Le gouvernement taliban a promis de laisser les Américains et les Afghans munis de documents de voyage appropriés quitter le pays et de ne pas exercer de représailles contre ceux qui ont aidé les États-Unis. Mais la haut-commissaire de l’ONU aux droits de l'homme, Michelle Bachelet, a déclaré qu'il y avait des preuves du fait qu'ils n’ont pas tenu leur parole. Elle a averti lundi que le pays était entré dans une « phase nouvelle et périlleuse » et a cité des informations crédibles faisant état de meurtres en représailles de militaires afghans et d'allégations selon lesquelles les talibans chassaient de maison en maison d'anciens responsables gouvernementaux et des personnes ayant coopéré avec l'armée américaine et des entreprises américaines.
Les journalistes de l'AP en Afghanistan n'ont connaissance d'aucun citoyen américain ou détenteur d'une carte verte capturé ou arrêté par les talibans.

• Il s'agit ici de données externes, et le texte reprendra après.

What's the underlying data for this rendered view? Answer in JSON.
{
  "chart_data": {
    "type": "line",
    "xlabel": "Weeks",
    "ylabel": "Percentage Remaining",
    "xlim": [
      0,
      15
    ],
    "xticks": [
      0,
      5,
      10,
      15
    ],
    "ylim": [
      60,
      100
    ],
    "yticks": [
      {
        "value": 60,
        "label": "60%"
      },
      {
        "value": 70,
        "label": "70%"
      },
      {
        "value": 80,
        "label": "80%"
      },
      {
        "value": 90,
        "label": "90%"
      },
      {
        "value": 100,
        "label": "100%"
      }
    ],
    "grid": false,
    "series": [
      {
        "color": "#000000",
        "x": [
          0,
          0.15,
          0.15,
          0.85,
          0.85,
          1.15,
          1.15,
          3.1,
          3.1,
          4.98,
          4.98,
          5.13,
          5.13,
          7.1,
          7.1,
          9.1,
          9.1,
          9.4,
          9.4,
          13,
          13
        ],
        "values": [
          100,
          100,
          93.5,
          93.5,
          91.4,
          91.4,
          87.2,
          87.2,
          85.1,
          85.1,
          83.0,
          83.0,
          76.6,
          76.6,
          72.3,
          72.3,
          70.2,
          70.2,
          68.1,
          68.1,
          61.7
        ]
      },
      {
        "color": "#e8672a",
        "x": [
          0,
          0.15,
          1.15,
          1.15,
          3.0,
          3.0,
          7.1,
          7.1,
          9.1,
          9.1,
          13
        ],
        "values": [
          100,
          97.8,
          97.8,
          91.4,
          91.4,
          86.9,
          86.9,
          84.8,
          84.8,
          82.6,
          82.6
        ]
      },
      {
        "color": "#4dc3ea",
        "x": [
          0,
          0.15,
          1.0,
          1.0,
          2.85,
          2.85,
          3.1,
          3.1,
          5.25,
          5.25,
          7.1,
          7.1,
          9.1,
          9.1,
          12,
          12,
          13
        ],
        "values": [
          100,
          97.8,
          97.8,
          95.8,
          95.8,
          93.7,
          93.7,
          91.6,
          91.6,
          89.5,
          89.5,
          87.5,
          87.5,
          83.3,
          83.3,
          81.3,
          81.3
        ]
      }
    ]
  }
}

Mais ils ont confirmé que plusieurs Afghans qui travaillaient pour le gouvernement précédent et son armée avaient été récemment interpellés pour être interrogés et relâchés.
La famille californienne, qui comprend une fille de 9 ans et deux garçons de 8 et 6 ans, dit qu'ils sont en fuite depuis deux semaines après que les talibans ont frappé à la porte de l'appartement de membres de leur famille pour demander si des Américains vivaient là.
La famille a déménagé à Sacramento il y a quatre ans après que la mère a obtenu un visa spécial d'immigration parce qu'elle travaillait pour des projets financés par les États-Unis à Kaboul destinés à promouvoir les droits des femmes. La mère dit que maintenant, sa fille et elle-même portent la burqa chaque fois qu'elles déménagent dans leur « prison-maison » suivante.
Le père, qui travaillait comme chauffeur Uber, a eu des crises de panique pendant qu'ils attendaient de l'aide.
« Je ne vois pas le gouvernement américain intervenir et les faire sortir de sitôt », a déclaré le directeur de l'école primaire des enfants, Nate McGill, qui échangeait quotidiennement des textes avec la famille.
La distraction est devenue l'outil incontournable de la mère pour protéger ses enfants du stress. Elle les interroge sur ce qu'ils veulent faire à leur retour en Californie et sur ce qu'ils veulent être quand ils seront grands.
Leur fille espère devenir médecin un jour, tandis que leurs fils disent vouloir devenir enseignants.
Mais la distraction ne suffit pas toujours. Après qu'un parent a dit à la fille que les talibans emmenaient des petites filles, elle s'est cachée dans une pièce et a refusé de sortir jusqu'à ce que son père, se gonflant, lui dise qu'il pourrait battre les talibans, la faisant rire.
La mère a souri, cachant sa peur à sa fille, mais a ensuite envoyé un texto à son directeur.
"Cette vie est presque une demi-mort."